Neste artigo apresentamos, de forma sucinta, o que significa trabalhar a Criança Interior numa perspetiva psicoterapêutica. Procuraremos dar resposta a perguntas como as seguintes: O que é a Criança Interior? Como se manifesta na idade adulta? Como sabemos que a Criança Interior precisa de ser trabalhada? Que abordagem segura poderá ser utilizada em psicoterapia? Este é um tema cada vez mais visível e que suscita curiosidade, pelo que gostaríamos de contribuir para o seu esclarecimento.

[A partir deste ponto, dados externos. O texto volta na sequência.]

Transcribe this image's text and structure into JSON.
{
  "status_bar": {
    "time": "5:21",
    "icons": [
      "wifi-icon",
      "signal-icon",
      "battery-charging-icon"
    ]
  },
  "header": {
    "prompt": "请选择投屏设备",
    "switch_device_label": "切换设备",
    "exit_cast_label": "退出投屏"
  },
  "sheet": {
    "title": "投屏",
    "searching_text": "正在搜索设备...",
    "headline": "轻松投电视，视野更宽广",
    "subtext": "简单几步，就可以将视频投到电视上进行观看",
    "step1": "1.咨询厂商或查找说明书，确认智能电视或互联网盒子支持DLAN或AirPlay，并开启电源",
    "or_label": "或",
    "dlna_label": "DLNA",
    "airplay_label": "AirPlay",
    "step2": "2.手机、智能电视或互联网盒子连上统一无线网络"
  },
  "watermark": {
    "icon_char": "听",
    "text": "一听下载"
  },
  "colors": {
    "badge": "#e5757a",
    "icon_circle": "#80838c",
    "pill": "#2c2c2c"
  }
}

O que é a Criança Interior?
Enquanto seres humanos, todos/as temos uma história, uma sucessão de acontecimentos. Ao longo destes eventos, contamos várias “histórias” sobre nós, sobre os outros e sobre o mundo exterior, encontrando significados e explicações. Esta narrativa parece ser moldada pelas experiências que vivemos desde o nascimento, o que impacta nos significados que construímos ao longo de todo o ciclo de vida.
As experiências durante a infância e juventude parecem ter especial impacto nesta construção, dado que se constituem como as suas fundações, e porque resultam das primeiras relações que estabelecemos com Outros. Não significa, porém, que esta construção é imutável, determinando de tudo o que vem a seguir. Significa que a cada experiência é integrada nova aprendizagem sobre o Eu, os Outros e o Mundo Exterior, e isto acontece ao longo de todo o ciclo de vida. De facto, em cada ciclo de vida existem necessidades mais presentes para as quais buscamos naturalmente respostas, como a necessidade que um bebé tem de pertencer a uma família e ser cuidado, tocado e amado, ou a necessidade de autonomia e independência na adolescência.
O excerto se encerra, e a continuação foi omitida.